Los propietarios afectados no tardaron en reaccionar. Se dirigieron al Centro de Atención Inmediata de la Policía Nacional para formalizar sus denuncias y luego buscaron a los responsables de seguridad del centro comercial para solicitar acceso a las grabaciones de las cámaras de vigilancia. Fue en ese punto donde los afectados se encontraron con un obstáculo administrativo: Plaza Claro les informó que debían seguir un protocolo interno establecido. Según las directrices del establecimiento, las víctimas debían presentar una solicitud formal acompañada de cotizaciones comerciales que demostraran el costo de reposición de los espejos robados.
La respuesta generó inconformidad entre los ciudadanos, quienes cuestionaron públicamente la vulnerabilidad de los controles de acceso en un día de concurrencia masiva. ¿Cómo era posible que en un centro comercial de esa envergadura, durante un evento que atraía a miles de personas, los parqueaderos no contaran con vigilancia suficiente? ¿Quién era responsable de garantizar la seguridad de los vehículos mientras sus dueños estaban arriba viendo el partido?
Hasta el momento, Claro ha indicado a través de comunicaciones con medios que se encuentra investigando los hechos, aunque no ha emitido una respuesta oficial pública.

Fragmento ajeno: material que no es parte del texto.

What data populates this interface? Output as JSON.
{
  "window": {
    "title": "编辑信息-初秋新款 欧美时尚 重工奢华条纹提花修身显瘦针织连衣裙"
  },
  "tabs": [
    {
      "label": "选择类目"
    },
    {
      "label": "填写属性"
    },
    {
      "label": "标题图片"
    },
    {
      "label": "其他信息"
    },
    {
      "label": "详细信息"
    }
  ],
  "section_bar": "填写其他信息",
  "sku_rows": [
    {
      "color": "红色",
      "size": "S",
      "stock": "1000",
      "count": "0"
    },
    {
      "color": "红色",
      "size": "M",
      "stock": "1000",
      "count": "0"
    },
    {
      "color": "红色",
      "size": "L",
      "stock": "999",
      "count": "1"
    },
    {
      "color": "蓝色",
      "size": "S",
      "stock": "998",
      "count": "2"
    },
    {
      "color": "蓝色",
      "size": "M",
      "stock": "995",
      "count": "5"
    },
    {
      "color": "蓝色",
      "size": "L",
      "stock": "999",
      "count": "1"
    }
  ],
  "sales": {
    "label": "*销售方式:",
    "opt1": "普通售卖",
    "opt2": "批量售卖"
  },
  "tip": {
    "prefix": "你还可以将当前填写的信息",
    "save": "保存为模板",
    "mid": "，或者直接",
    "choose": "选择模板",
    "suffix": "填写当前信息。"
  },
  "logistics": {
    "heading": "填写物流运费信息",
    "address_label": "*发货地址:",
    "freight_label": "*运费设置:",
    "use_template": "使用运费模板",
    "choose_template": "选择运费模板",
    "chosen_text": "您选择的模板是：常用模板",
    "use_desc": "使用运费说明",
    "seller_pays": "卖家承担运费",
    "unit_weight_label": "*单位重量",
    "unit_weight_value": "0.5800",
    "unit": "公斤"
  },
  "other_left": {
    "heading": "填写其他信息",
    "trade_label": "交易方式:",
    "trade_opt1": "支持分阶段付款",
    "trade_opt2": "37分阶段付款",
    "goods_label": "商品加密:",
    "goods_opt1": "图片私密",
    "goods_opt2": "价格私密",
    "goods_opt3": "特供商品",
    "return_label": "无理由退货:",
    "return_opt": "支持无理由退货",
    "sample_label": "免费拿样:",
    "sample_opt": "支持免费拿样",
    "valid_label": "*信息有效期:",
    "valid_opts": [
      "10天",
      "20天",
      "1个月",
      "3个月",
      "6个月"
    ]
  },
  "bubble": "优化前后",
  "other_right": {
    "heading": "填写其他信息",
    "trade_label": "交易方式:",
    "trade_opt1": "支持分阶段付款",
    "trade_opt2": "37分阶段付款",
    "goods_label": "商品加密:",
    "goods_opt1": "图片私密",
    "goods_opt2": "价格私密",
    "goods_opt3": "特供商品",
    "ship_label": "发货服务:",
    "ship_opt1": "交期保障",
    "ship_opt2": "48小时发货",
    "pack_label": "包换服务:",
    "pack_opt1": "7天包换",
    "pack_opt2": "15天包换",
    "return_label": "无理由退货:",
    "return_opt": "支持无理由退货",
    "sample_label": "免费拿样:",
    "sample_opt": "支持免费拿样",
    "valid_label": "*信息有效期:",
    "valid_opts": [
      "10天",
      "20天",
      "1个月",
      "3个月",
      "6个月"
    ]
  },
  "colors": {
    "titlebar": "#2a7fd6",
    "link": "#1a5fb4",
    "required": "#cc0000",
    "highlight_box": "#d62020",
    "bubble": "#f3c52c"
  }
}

Las autoridades judiciales, por su parte, están recopilando testimonios de los guardias de seguridad que estaban de turno el martes 7 de julio, tratando de establecer cómo ocurrió el robo y si hubo negligencia, complicidad o simplemente una brecha de seguridad que fue explotada. Lo que quedó claro es que mientras Colombia jugaba, alguien más estaba jugando un juego diferente en los sótanos.
Citações Notáveis
Plaza Claro indicó que está en la investigación de los hechos, aunque hasta el momento no ha emitido una respuesta oficial— Claro (comunicación a medios)
A Conversa do Hearth Outra perspectiva sobre a história
¿Por qué un robo de espejos retrovisores en un centro comercial termina siendo noticia nacional?
Porque no fue uno. Fueron diez vehículos en el mismo lugar, a la misma hora, mientras todos miraban hacia arriba. Eso sugiere coordinación, no oportunismo casual.
¿Y qué hace que Plaza Claro sea responsable?
La pregunta es más complicada. El centro comercial proporciona el parqueadero como servicio. La gente confía en que habrá vigilancia. Si no la hay, o si es insuficiente, eso es un fallo de seguridad del establecimiento.
Pero el protocolo que exigen parece razonable, ¿no? Pedir cotizaciones, documentar los daños.
Razonable para un reclamo de garantía. Pero cuando lo que piden es que las víctimas demuestren el costo de lo que les robaron antes de poder ver las cámaras que podrían probar quién lo hizo, empieza a parecer que están protegiendo información en lugar de ayudar a resolver el crimen.
¿Hay algo que sugiera que los guardias sabían qué estaba pasando?
No hay evidencia de eso en lo que se sabe hasta ahora. Pero las autoridades están interrogando a los guardias de turno. Si fue un robo coordinado, alguien tuvo que conocer los horarios, los puntos ciegos de las cámaras, cuándo estaría vacío el parqueadero.
¿Qué pasa ahora?
Depende de lo que encuentren en esas grabaciones que todos quieren ver. Si aparecen los ladrones, hay un caso. Si no aparecen, entonces la pregunta incómoda es: ¿dónde estaba la seguridad?